Charles dissimula l’étonnement profond que ce mot lui causait, fit un signe d’assentiment et donna son frère le signal du départ. René regarda Damper une dernière fois, et, ramassant sa canne qu’il avait jetée près de lui sur le gazon, il suivit de loin la légère voiture qu’il perdit bientôt de vue.

C’est ainsi que, par un hasard des plus singuliers puisqu’il n’y avait eu entre eux aucune convention, les deux clercs de M. Doublet quittèrent Damper le même jour et à la même heure. L’un s’en allait la fièvre dans le sang, l’ambition au cœur, à la recherche du plaisir, de la fortune et du succès, tout prêt à briser les portes qui ne s’ouvriraient pas assez vite devant lui ; l’autre, le front pensif, le cœur plein de regrets, mais doué de modération, de patience et d’énergie, se préparait à entrer en lutte contre sa mauvaise fortune avec ces seules armes : le travail et la foi.

Ce jour-là, à Damper, le bedeau en allant sonner l’Angélus trouva, chose rare, des personnes qui étaient arrivées avant lui à l’église et qui, assises sous le porche gothique, attendaient qu’il voulût bien la leur ouvrir.
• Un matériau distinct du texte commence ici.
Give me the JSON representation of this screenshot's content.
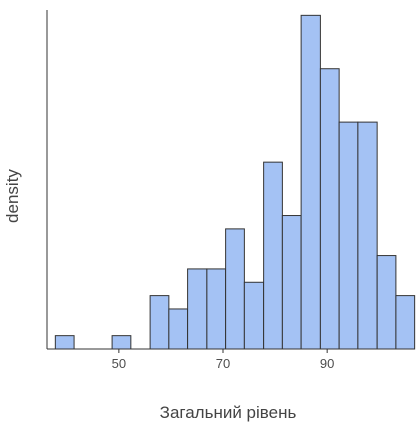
{
  "chart_data": {
    "type": "bar",
    "variant": "histogram",
    "xlabel": "Загальний рівень",
    "ylabel": "density",
    "xlim": [
      36.2,
      106.1
    ],
    "ylim": [
      0,
      25.4
    ],
    "x_ticks": [
      50,
      70,
      90
    ],
    "bin_width": 3.63,
    "bins": [
      {
        "x0": 37.8,
        "x1": 41.4,
        "value": 1
      },
      {
        "x0": 41.4,
        "x1": 45.1,
        "value": 0
      },
      {
        "x0": 45.1,
        "x1": 48.7,
        "value": 0
      },
      {
        "x0": 48.7,
        "x1": 52.3,
        "value": 1
      },
      {
        "x0": 52.3,
        "x1": 56.0,
        "value": 0
      },
      {
        "x0": 56.0,
        "x1": 59.6,
        "value": 4
      },
      {
        "x0": 59.6,
        "x1": 63.2,
        "value": 3
      },
      {
        "x0": 63.2,
        "x1": 66.9,
        "value": 6
      },
      {
        "x0": 66.9,
        "x1": 70.5,
        "value": 6
      },
      {
        "x0": 70.5,
        "x1": 74.1,
        "value": 9
      },
      {
        "x0": 74.1,
        "x1": 77.8,
        "value": 5
      },
      {
        "x0": 77.8,
        "x1": 81.4,
        "value": 14
      },
      {
        "x0": 81.4,
        "x1": 85.0,
        "value": 10
      },
      {
        "x0": 85.0,
        "x1": 88.7,
        "value": 25
      },
      {
        "x0": 88.7,
        "x1": 92.3,
        "value": 21
      },
      {
        "x0": 92.3,
        "x1": 95.9,
        "value": 17
      },
      {
        "x0": 95.9,
        "x1": 99.6,
        "value": 17
      },
      {
        "x0": 99.6,
        "x1": 103.2,
        "value": 7
      },
      {
        "x0": 103.2,
        "x1": 106.8,
        "value": 4
      }
    ],
    "bar_fill": "#a4c2f4",
    "bar_stroke": "#333333",
    "axis_color": "#333333",
    "grid": false,
    "legend": "none"
  }
}
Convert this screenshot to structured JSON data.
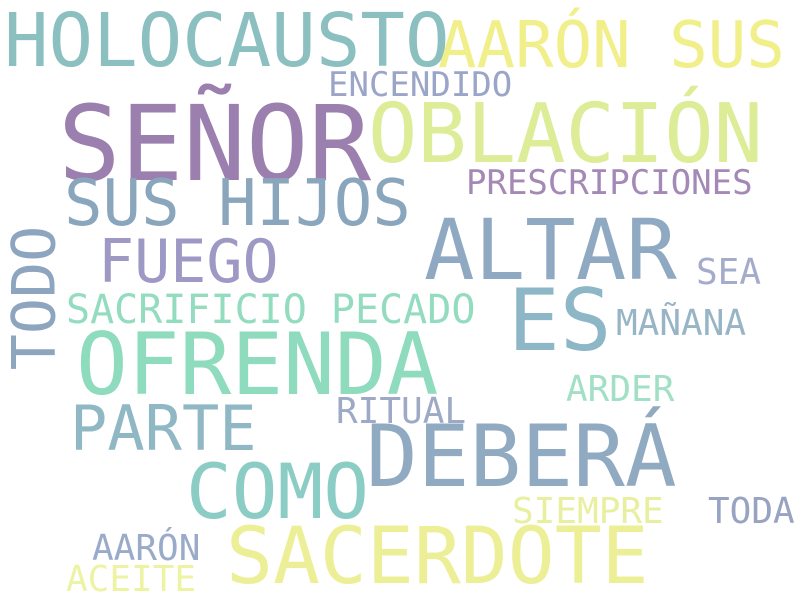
{
  "cloud": {
    "words": [
      {
        "text": "HOLOCAUSTO",
        "color": "#8bbfc0"
      },
      {
        "text": "AARÓN SUS",
        "color": "#f1ef8a"
      },
      {
        "text": "ENCENDIDO",
        "color": "#9ba5c7"
      },
      {
        "text": "SEÑOR",
        "color": "#9b7fae"
      },
      {
        "text": "OBLACIÓN",
        "color": "#dcec97"
      },
      {
        "text": "SUS HIJOS",
        "color": "#8aa6bd"
      },
      {
        "text": "PRESCRIPCIONES",
        "color": "#a488b6"
      },
      {
        "text": "TODO",
        "color": "#8ea5bf"
      },
      {
        "text": "ALTAR",
        "color": "#90a9c2"
      },
      {
        "text": "FUEGO",
        "color": "#9e99c4"
      },
      {
        "text": "SEA",
        "color": "#a5abca"
      },
      {
        "text": "SACRIFICIO PECADO",
        "color": "#93dcc0"
      },
      {
        "text": "ES",
        "color": "#8db7c6"
      },
      {
        "text": "MAÑANA",
        "color": "#98b5c6"
      },
      {
        "text": "OFRENDA",
        "color": "#8edbbd"
      },
      {
        "text": "ARDER",
        "color": "#a2e0c6"
      },
      {
        "text": "RITUAL",
        "color": "#9ea9c6"
      },
      {
        "text": "PARTE",
        "color": "#8fb8c4"
      },
      {
        "text": "DEBERÁ",
        "color": "#90aac2"
      },
      {
        "text": "COMO",
        "color": "#8bcdc5"
      },
      {
        "text": "SIEMPRE",
        "color": "#e8f0a0"
      },
      {
        "text": "TODA",
        "color": "#98a3c2"
      },
      {
        "text": "AARÓN",
        "color": "#9aabc9"
      },
      {
        "text": "SACERDOTE",
        "color": "#ecef96"
      },
      {
        "text": "ACEITE",
        "color": "#edf3a3"
      }
    ]
  }
}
C’étaient, il est à peine besoin de le dire, madame Després, Mélite et sa tante. Chacune d’elles priait suivant les besoins de l’être chéri qui s’éloignait, et dans la mesure de ses craintes ou de ses espérances.

— Mon Dieu ! écartez de lui tout danger et ramenez-le moi s’il est malheureux, balbutia madame Després avec angoisse.

— Mon Dieu ! bénissez son travail et ses efforts, dit la tante de René.

— Mon Dieu ! faites qu’il vous aime toujours, murmura Mélite avec ferveur.

Dans ces cœurs dévoués, l’éloignement des deux clercs devait rester comme une souffrance latente, persistante. Ailleurs on se fit bien vite à leur absence. René avait peu d’amis, peu de relations intimes, et pour ce qui regardait Charles les gars remplissaient tellement encore la maison paternelle, qu’il n’y fit point de vide sensible.